New hope for Crohn’s and colitis
The second focus for Immune Pharmaceuticals is Bertilimumab, which targets a substance found in the blood and tissue that contributes to increased inflammation. The investigational drug now entering clinical Phase II trials in all major Israeli hospitals, with results expected in mid- to late 2013.
“We know it’s well tolerated in humans, and our priority is to develop it for gastrointestinal diseases such as Crohn’s and colitis,” says Teper. “We’re finding more potential every day for this drug. It has indications for eye diseases, too — it can be administered as drops for severe eye inflammation potentially leading to corneal damage and blindness.”
Immune acquired worldwide development and commercialization rights for Bertilimumab, developed 10 years ago by Cambridge Antibody Technology, now part of giant AstraZeneca.

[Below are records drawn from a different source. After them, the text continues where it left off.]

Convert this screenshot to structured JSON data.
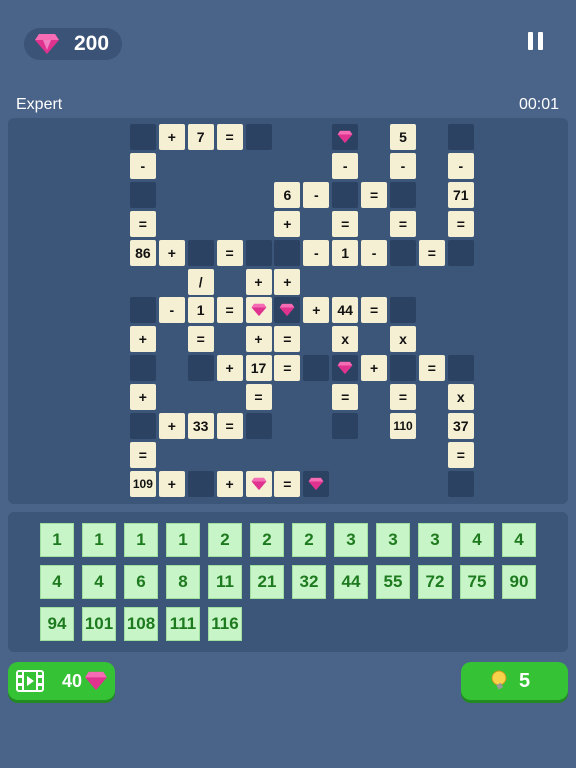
{
  "header": {
    "gems": "200"
  },
  "level": "Expert",
  "timer": "00:01",
  "colors": {
    "background": "#4a6389",
    "cell": "#f5f0d4",
    "blank": "#2c4262",
    "tile": "#c8f5c8",
    "tile_text": "#1e7a1e",
    "button": "#35c235",
    "gem": "#e0338f"
  },
  "board": [
    {
      "c": 1,
      "r": 0,
      "t": "d"
    },
    {
      "c": 2,
      "r": 0,
      "t": "l",
      "v": "+"
    },
    {
      "c": 3,
      "r": 0,
      "t": "l",
      "v": "7"
    },
    {
      "c": 4,
      "r": 0,
      "t": "l",
      "v": "="
    },
    {
      "c": 5,
      "r": 0,
      "t": "d"
    },
    {
      "c": 8,
      "r": 0,
      "t": "d",
      "g": true
    },
    {
      "c": 10,
      "r": 0,
      "t": "l",
      "v": "5"
    },
    {
      "c": 12,
      "r": 0,
      "t": "d"
    },
    {
      "c": 1,
      "r": 1,
      "t": "l",
      "v": "-"
    },
    {
      "c": 8,
      "r": 1,
      "t": "l",
      "v": "-"
    },
    {
      "c": 10,
      "r": 1,
      "t": "l",
      "v": "-"
    },
    {
      "c": 12,
      "r": 1,
      "t": "l",
      "v": "-"
    },
    {
      "c": 1,
      "r": 2,
      "t": "d"
    },
    {
      "c": 6,
      "r": 2,
      "t": "l",
      "v": "6"
    },
    {
      "c": 7,
      "r": 2,
      "t": "l",
      "v": "-"
    },
    {
      "c": 8,
      "r": 2,
      "t": "d"
    },
    {
      "c": 9,
      "r": 2,
      "t": "l",
      "v": "="
    },
    {
      "c": 10,
      "r": 2,
      "t": "d"
    },
    {
      "c": 12,
      "r": 2,
      "t": "l",
      "v": "71"
    },
    {
      "c": 1,
      "r": 3,
      "t": "l",
      "v": "="
    },
    {
      "c": 6,
      "r": 3,
      "t": "l",
      "v": "+"
    },
    {
      "c": 8,
      "r": 3,
      "t": "l",
      "v": "="
    },
    {
      "c": 10,
      "r": 3,
      "t": "l",
      "v": "="
    },
    {
      "c": 12,
      "r": 3,
      "t": "l",
      "v": "="
    },
    {
      "c": 1,
      "r": 4,
      "t": "l",
      "v": "86"
    },
    {
      "c": 2,
      "r": 4,
      "t": "l",
      "v": "+"
    },
    {
      "c": 3,
      "r": 4,
      "t": "d"
    },
    {
      "c": 4,
      "r": 4,
      "t": "l",
      "v": "="
    },
    {
      "c": 5,
      "r": 4,
      "t": "d"
    },
    {
      "c": 6,
      "r": 4,
      "t": "d"
    },
    {
      "c": 7,
      "r": 4,
      "t": "l",
      "v": "-"
    },
    {
      "c": 8,
      "r": 4,
      "t": "l",
      "v": "1"
    },
    {
      "c": 9,
      "r": 4,
      "t": "l",
      "v": "-"
    },
    {
      "c": 10,
      "r": 4,
      "t": "d"
    },
    {
      "c": 11,
      "r": 4,
      "t": "l",
      "v": "="
    },
    {
      "c": 12,
      "r": 4,
      "t": "d"
    },
    {
      "c": 3,
      "r": 5,
      "t": "l",
      "v": "/"
    },
    {
      "c": 5,
      "r": 5,
      "t": "l",
      "v": "+"
    },
    {
      "c": 6,
      "r": 5,
      "t": "l",
      "v": "+"
    },
    {
      "c": 1,
      "r": 6,
      "t": "d"
    },
    {
      "c": 2,
      "r": 6,
      "t": "l",
      "v": "-"
    },
    {
      "c": 3,
      "r": 6,
      "t": "l",
      "v": "1"
    },
    {
      "c": 4,
      "r": 6,
      "t": "l",
      "v": "="
    },
    {
      "c": 5,
      "r": 6,
      "t": "l",
      "g": true
    },
    {
      "c": 6,
      "r": 6,
      "t": "d",
      "g": true
    },
    {
      "c": 7,
      "r": 6,
      "t": "l",
      "v": "+"
    },
    {
      "c": 8,
      "r": 6,
      "t": "l",
      "v": "44"
    },
    {
      "c": 9,
      "r": 6,
      "t": "l",
      "v": "="
    },
    {
      "c": 10,
      "r": 6,
      "t": "d"
    },
    {
      "c": 1,
      "r": 7,
      "t": "l",
      "v": "+"
    },
    {
      "c": 3,
      "r": 7,
      "t": "l",
      "v": "="
    },
    {
      "c": 5,
      "r": 7,
      "t": "l",
      "v": "+"
    },
    {
      "c": 6,
      "r": 7,
      "t": "l",
      "v": "="
    },
    {
      "c": 8,
      "r": 7,
      "t": "l",
      "v": "x"
    },
    {
      "c": 10,
      "r": 7,
      "t": "l",
      "v": "x"
    },
    {
      "c": 1,
      "r": 8,
      "t": "d"
    },
    {
      "c": 3,
      "r": 8,
      "t": "d"
    },
    {
      "c": 4,
      "r": 8,
      "t": "l",
      "v": "+"
    },
    {
      "c": 5,
      "r": 8,
      "t": "l",
      "v": "17"
    },
    {
      "c": 6,
      "r": 8,
      "t": "l",
      "v": "="
    },
    {
      "c": 7,
      "r": 8,
      "t": "d"
    },
    {
      "c": 8,
      "r": 8,
      "t": "d",
      "g": true
    },
    {
      "c": 9,
      "r": 8,
      "t": "l",
      "v": "+"
    },
    {
      "c": 10,
      "r": 8,
      "t": "d"
    },
    {
      "c": 11,
      "r": 8,
      "t": "l",
      "v": "="
    },
    {
      "c": 12,
      "r": 8,
      "t": "d"
    },
    {
      "c": 1,
      "r": 9,
      "t": "l",
      "v": "+"
    },
    {
      "c": 5,
      "r": 9,
      "t": "l",
      "v": "="
    },
    {
      "c": 8,
      "r": 9,
      "t": "l",
      "v": "="
    },
    {
      "c": 10,
      "r": 9,
      "t": "l",
      "v": "="
    },
    {
      "c": 12,
      "r": 9,
      "t": "l",
      "v": "x"
    },
    {
      "c": 1,
      "r": 10,
      "t": "d"
    },
    {
      "c": 2,
      "r": 10,
      "t": "l",
      "v": "+"
    },
    {
      "c": 3,
      "r": 10,
      "t": "l",
      "v": "33"
    },
    {
      "c": 4,
      "r": 10,
      "t": "l",
      "v": "="
    },
    {
      "c": 5,
      "r": 10,
      "t": "d"
    },
    {
      "c": 8,
      "r": 10,
      "t": "d"
    },
    {
      "c": 10,
      "r": 10,
      "t": "l",
      "v": "110"
    },
    {
      "c": 12,
      "r": 10,
      "t": "l",
      "v": "37"
    },
    {
      "c": 1,
      "r": 11,
      "t": "l",
      "v": "="
    },
    {
      "c": 12,
      "r": 11,
      "t": "l",
      "v": "="
    },
    {
      "c": 1,
      "r": 12,
      "t": "l",
      "v": "109"
    },
    {
      "c": 2,
      "r": 12,
      "t": "l",
      "v": "+"
    },
    {
      "c": 3,
      "r": 12,
      "t": "d"
    },
    {
      "c": 4,
      "r": 12,
      "t": "l",
      "v": "+"
    },
    {
      "c": 5,
      "r": 12,
      "t": "l",
      "g": true
    },
    {
      "c": 6,
      "r": 12,
      "t": "l",
      "v": "="
    },
    {
      "c": 7,
      "r": 12,
      "t": "d",
      "g": true
    },
    {
      "c": 12,
      "r": 12,
      "t": "d"
    }
  ],
  "tiles": [
    "1",
    "1",
    "1",
    "1",
    "2",
    "2",
    "2",
    "3",
    "3",
    "3",
    "4",
    "4",
    "4",
    "4",
    "6",
    "8",
    "11",
    "21",
    "32",
    "44",
    "55",
    "72",
    "75",
    "90",
    "94",
    "101",
    "108",
    "111",
    "116"
  ],
  "buttons": {
    "video_cost": "40",
    "hint_count": "5"
  }
}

“Our many programs require a lot of money,” Teper says frankly. Thanks to a portfolio that’s unusual for such a young company, Immune has raised more than $5 million from Israeli, European and US investors, including $1 million from the Office of Israel’s Chief Scientist split between the nanotech “guided missile” research and developing Bertilimumab.
“We are trying to raise $25-$30 million by the end of the year because scaling up is our focus,” says Teper. “We anticipate that in the next 12 months we will grow into a substantial company. Israelis have less experience scaling up companies, but Israel has the appropriate environment to build a global bio-pharmaceutical company comparable to what you have in the US.”
Immune Pharmaceuticals is headquartered in Herzliya Pituach with research labs in Rehovot and offices in New York City.